COMMITTEE EVALUATION

An external evaluation of the Committee’s performance was conducted by Lintstock during the year, focused on the Committee’s composition and time management, processes and support, the work undertaken during the financial year and any priorities for improving its performance over the coming year. The Committee reviewed and discussed the outcomes of the evaluation and certain actions were agreed for implementation, aimed at further enhancing the effectiveness of the Committee. The results were reported to the Board at the March 2018 meeting. The Committee will monitor progress on the agreed actions and their outcomes, and these will be incorporated into the following performance evaluation.
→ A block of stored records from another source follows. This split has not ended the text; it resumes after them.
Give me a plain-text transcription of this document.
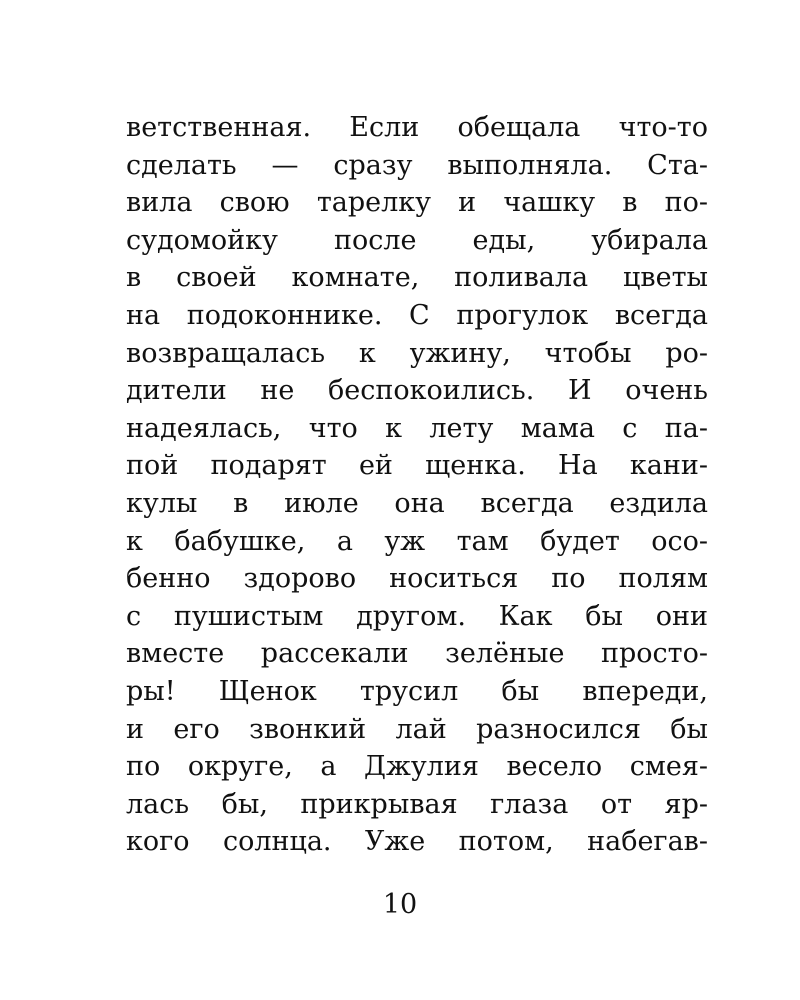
ветственная. Если обещала что-то
сделать — сразу выполняла. Ста-
вила свою тарелку и чашку в по-
судомойку после еды, убирала
в своей комнате, поливала цветы
на подоконнике. С прогулок всегда
возвращалась к ужину, чтобы ро-
дители не беспокоились. И очень
надеялась, что к лету мама с па-
пой подарят ей щенка. На кани-
кулы в июле она всегда ездила
к бабушке, а уж там будет осо-
бенно здорово носиться по полям
с пушистым другом. Как бы они
вместе рассекали зелёные просто-
ры! Щенок трусил бы впереди,
и его звонкий лай разносился бы
по округе, а Джулия весело смея-
лась бы, прикрывая глаза от яр-
кого солнца. Уже потом, набегав-
10
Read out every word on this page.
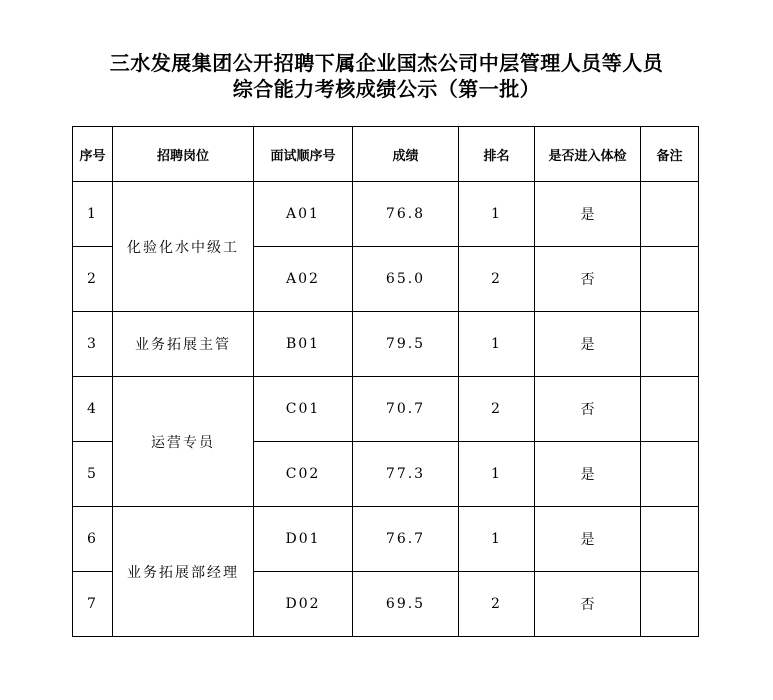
三水发展集团公开招聘下属企业国杰公司中层管理人员等人员
综合能力考核成绩公示（第一批）
序号	招聘岗位	面试顺序号	成绩	排名	是否进入体检	备注
1	化验化水中级工	A01	76.8	1	是	
2		A02	65.0	2	否	
3	业务拓展主管	B01	79.5	1	是	
4	运营专员	C01	70.7	2	否	
5		C02	77.3	1	是	
6	业务拓展部经理	D01	76.7	1	是	
7		D02	69.5	2	否	
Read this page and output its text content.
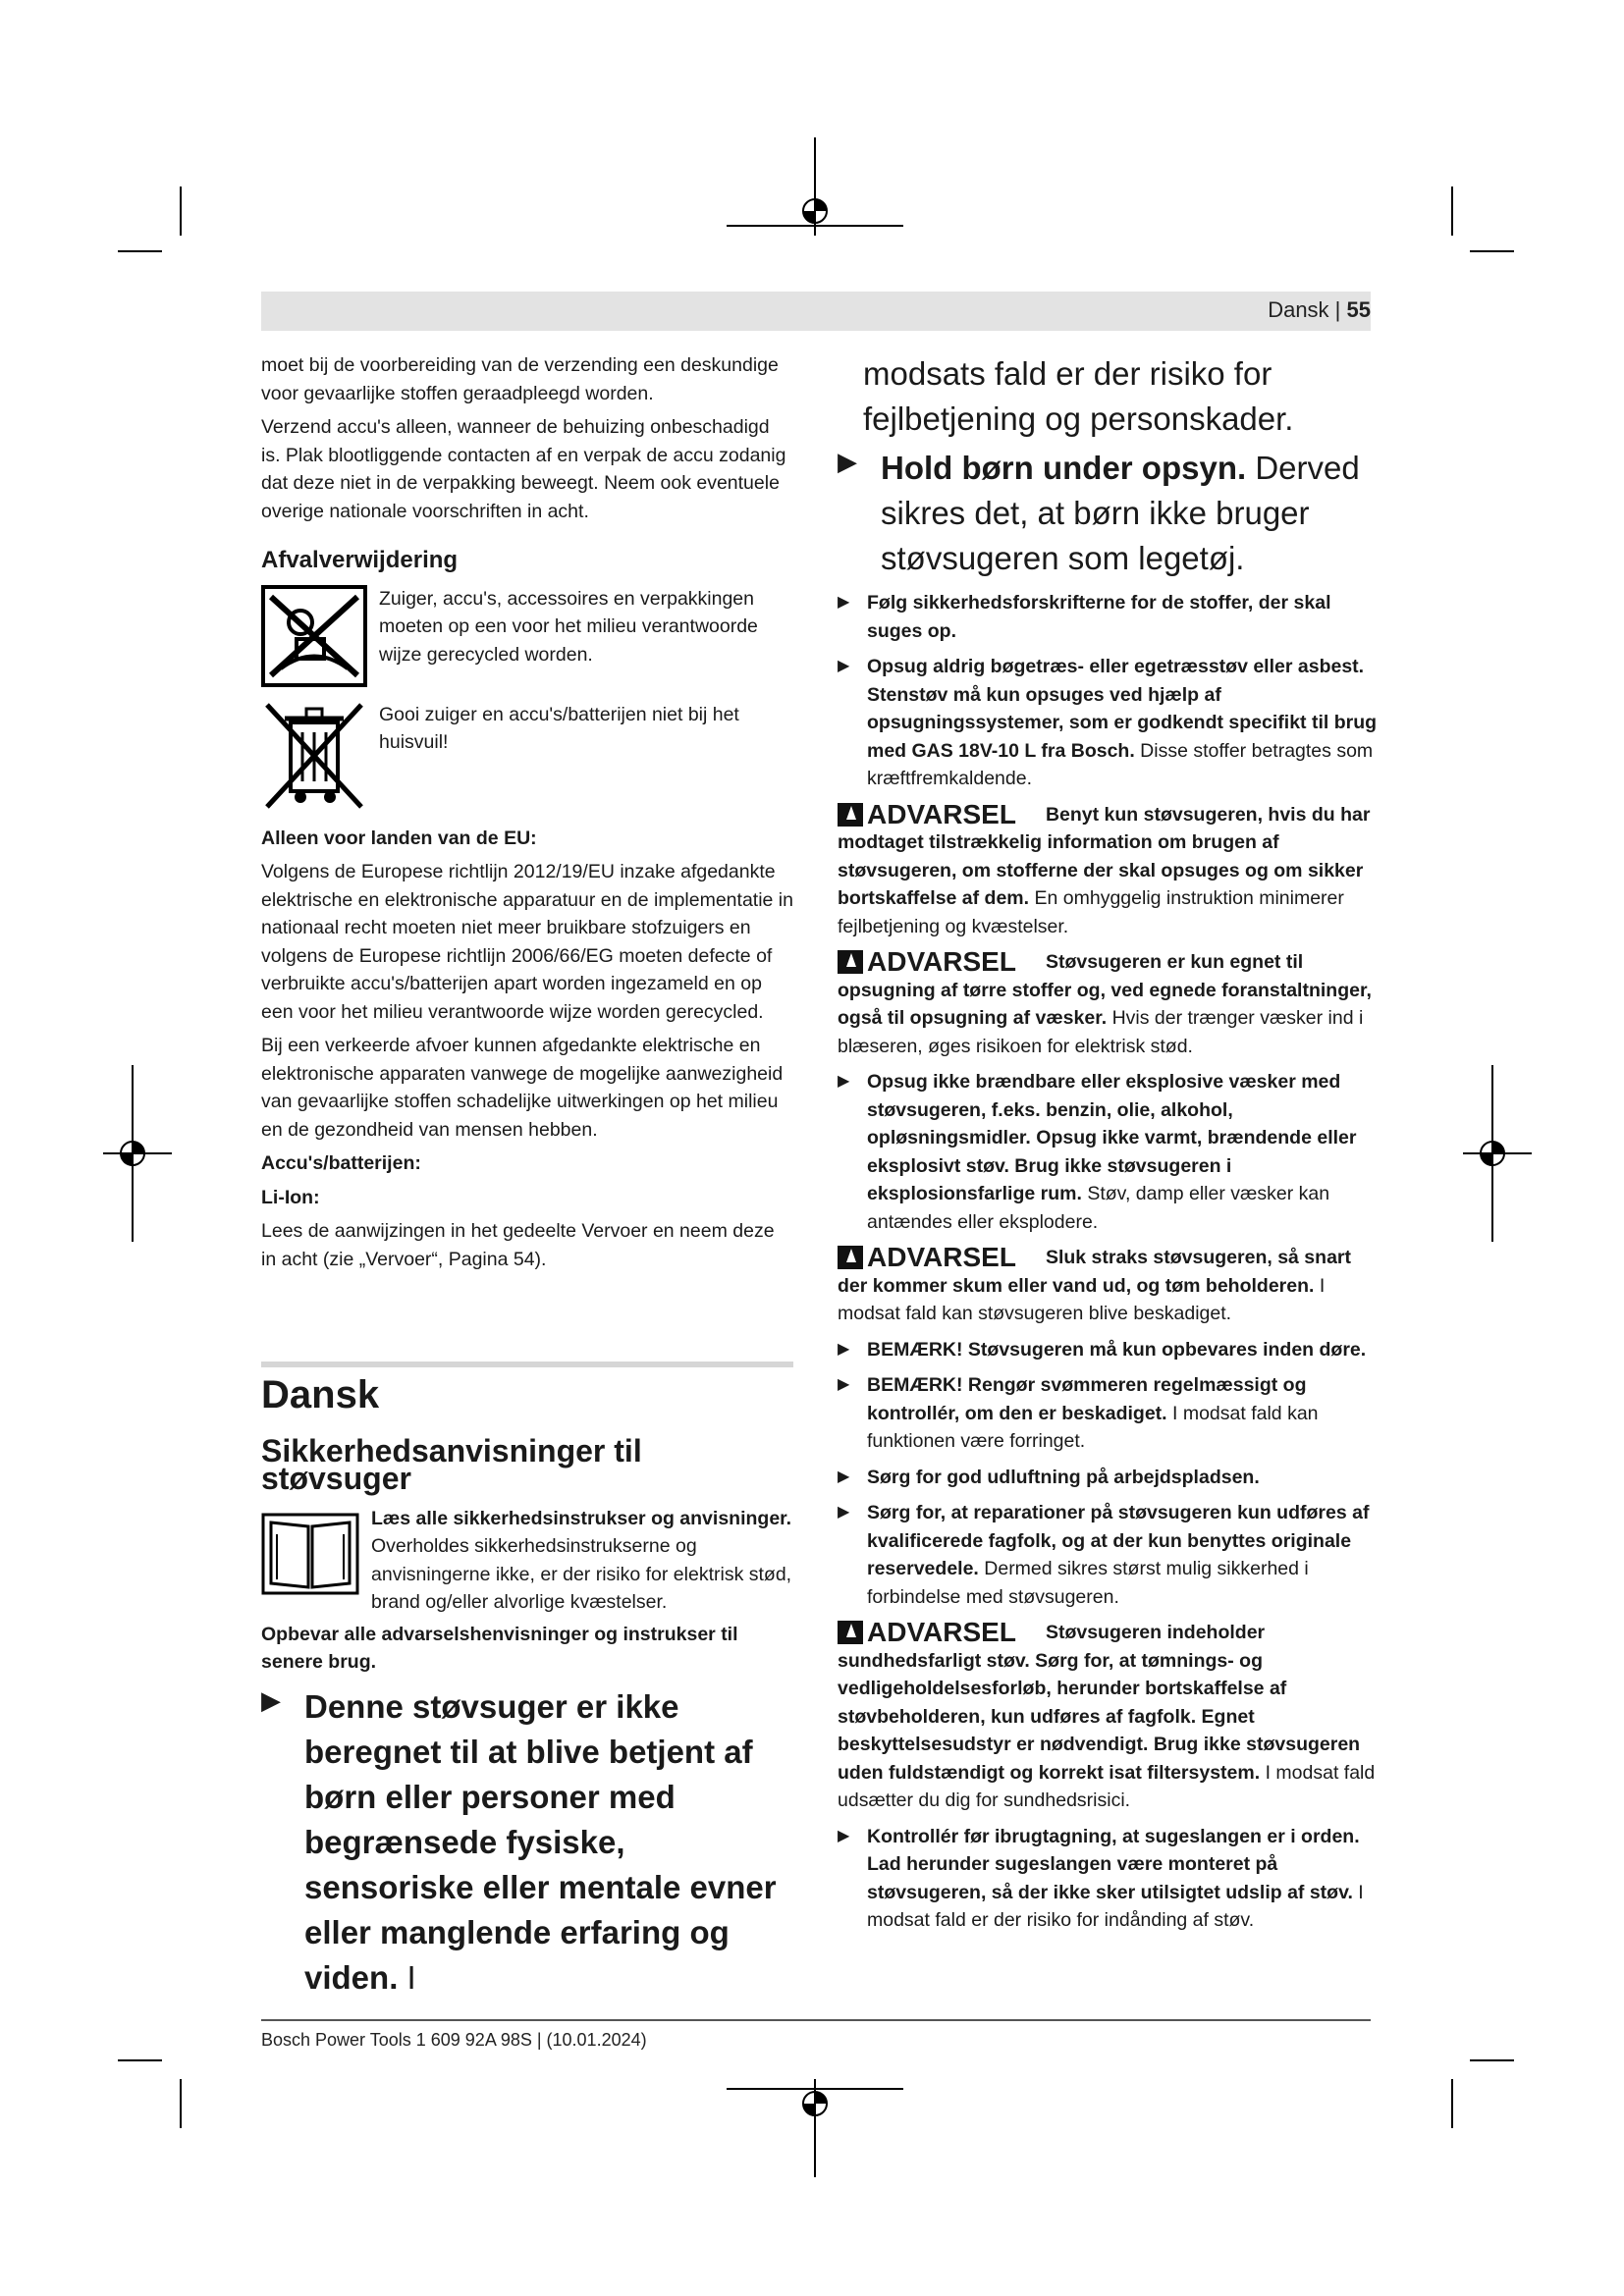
Dansk | 55

moet bij de voorbereiding van de verzending een deskundige voor gevaarlijke stoffen geraadpleegd worden.

Verzend accu's alleen, wanneer de behuizing onbeschadigd is. Plak blootliggende contacten af en verpak de accu zodanig dat deze niet in de verpakking beweegt. Neem ook eventuele overige nationale voorschriften in acht.

Afvalverwijdering
Zuiger, accu's, accessoires en verpakkingen moeten op een voor het milieu verantwoorde wijze gerecycled worden.
Gooi zuiger en accu's/batterijen niet bij het huisvuil!

Alleen voor landen van de EU:

Volgens de Europese richtlijn 2012/19/EU inzake afgedankte elektrische en elektronische apparatuur en de implementatie in nationaal recht moeten niet meer bruikbare stofzuigers en volgens de Europese richtlijn 2006/66/EG moeten defecte of verbruikte accu's/batterijen apart worden ingezameld en op een voor het milieu verantwoorde wijze worden gerecycled.

Bij een verkeerde afvoer kunnen afgedankte elektrische en elektronische apparaten vanwege de mogelijke aanwezigheid van gevaarlijke stoffen schadelijke uitwerkingen op het milieu en de gezondheid van mensen hebben.

Accu's/batterijen:

Li-Ion:

Lees de aanwijzingen in het gedeelte Vervoer en neem deze in acht (zie „Vervoer“, Pagina 54).

Dansk
Sikkerhedsanvisninger til støvsuger
Læs alle sikkerhedsinstrukser og anvisninger. Overholdes sikkerhedsinstrukserne og anvisningerne ikke, er der risiko for elektrisk stød, brand og/eller alvorlige kvæstelser.

Opbevar alle advarselshenvisninger og instrukser til senere brug.

▶ Denne støvsuger er ikke beregnet til at blive betjent af børn eller personer med begrænsede fysiske, sensoriske eller mentale evner eller manglende erfaring og viden. I
modsats fald er der risiko for fejlbetjening og personskader.
▶ Hold børn under opsyn. Derved sikres det, at børn ikke bruger støvsugeren som legetøj.
▶ Følg sikkerhedsforskrifterne for de stoffer, der skal suges op.
▶ Opsug aldrig bøgetræs- eller egetræsstøv eller asbest. Stenstøv må kun opsuges ved hjælp af opsugningssystemer, som er godkendt specifikt til brug med GAS 18V-10 L fra Bosch. Disse stoffer betragtes som kræftfremkaldende.
ADVARSEL Benyt kun støvsugeren, hvis du har modtaget tilstrækkelig information om brugen af støvsugeren, om stofferne der skal opsuges og om sikker bortskaffelse af dem. En omhyggelig instruktion minimerer fejlbetjening og kvæstelser.
ADVARSEL Støvsugeren er kun egnet til opsugning af tørre stoffer og, ved egnede foranstaltninger, også til opsugning af væsker. Hvis der trænger væsker ind i blæseren, øges risikoen for elektrisk stød.
▶ Opsug ikke brændbare eller eksplosive væsker med støvsugeren, f.eks. benzin, olie, alkohol, opløsningsmidler. Opsug ikke varmt, brændende eller eksplosivt støv. Brug ikke støvsugeren i eksplosionsfarlige rum. Støv, damp eller væsker kan antændes eller eksplodere.
ADVARSEL Sluk straks støvsugeren, så snart der kommer skum eller vand ud, og tøm beholderen. I modsat fald kan støvsugeren blive beskadiget.
▶ BEMÆRK! Støvsugeren må kun opbevares inden døre.
▶ BEMÆRK! Rengør svømmeren regelmæssigt og kontrollér, om den er beskadiget. I modsat fald kan funktionen være forringet.
▶ Sørg for god udluftning på arbejdspladsen.
▶ Sørg for, at reparationer på støvsugeren kun udføres af kvalificerede fagfolk, og at der kun benyttes originale reservedele. Dermed sikres størst mulig sikkerhed i forbindelse med støvsugeren.
ADVARSEL Støvsugeren indeholder sundhedsfarligt støv. Sørg for, at tømnings- og vedligeholdelsesforløb, herunder bortskaffelse af støvbeholderen, kun udføres af fagfolk. Egnet beskyttelsesudstyr er nødvendigt. Brug ikke støvsugeren uden fuldstændigt og korrekt isat filtersystem. I modsat fald udsætter du dig for sundhedsrisici.
▶ Kontrollér før ibrugtagning, at sugeslangen er i orden. Lad herunder sugeslangen være monteret på støvsugeren, så der ikke sker utilsigtet udslip af støv. I modsat fald er der risiko for indånding af støv.
Bosch Power Tools 1 609 92A 98S | (10.01.2024)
PROGRESS ON KEY PRIORITIES FOR THE COMMITTEE IN FY18

KEY PRIORITIES FOR THE COMMITTEE IN 2018/19

  • Monitor establishment of in-house internal audit function
  • Monitor progress against the FY19 internal audit plan and overall ERM plan
  • Mature the integration of reporting to the Committee on financial, operational and compliance internal controls and risk management systems
  • Monitor the performance of recently implemented transformational IT projects
  • Monitor the implementation of new IFRS standards
  • Appoint a permanent compliance officer and monitor the entrenchment of compliance management

Approved and signed on behalf of the Audit and Risk Committee.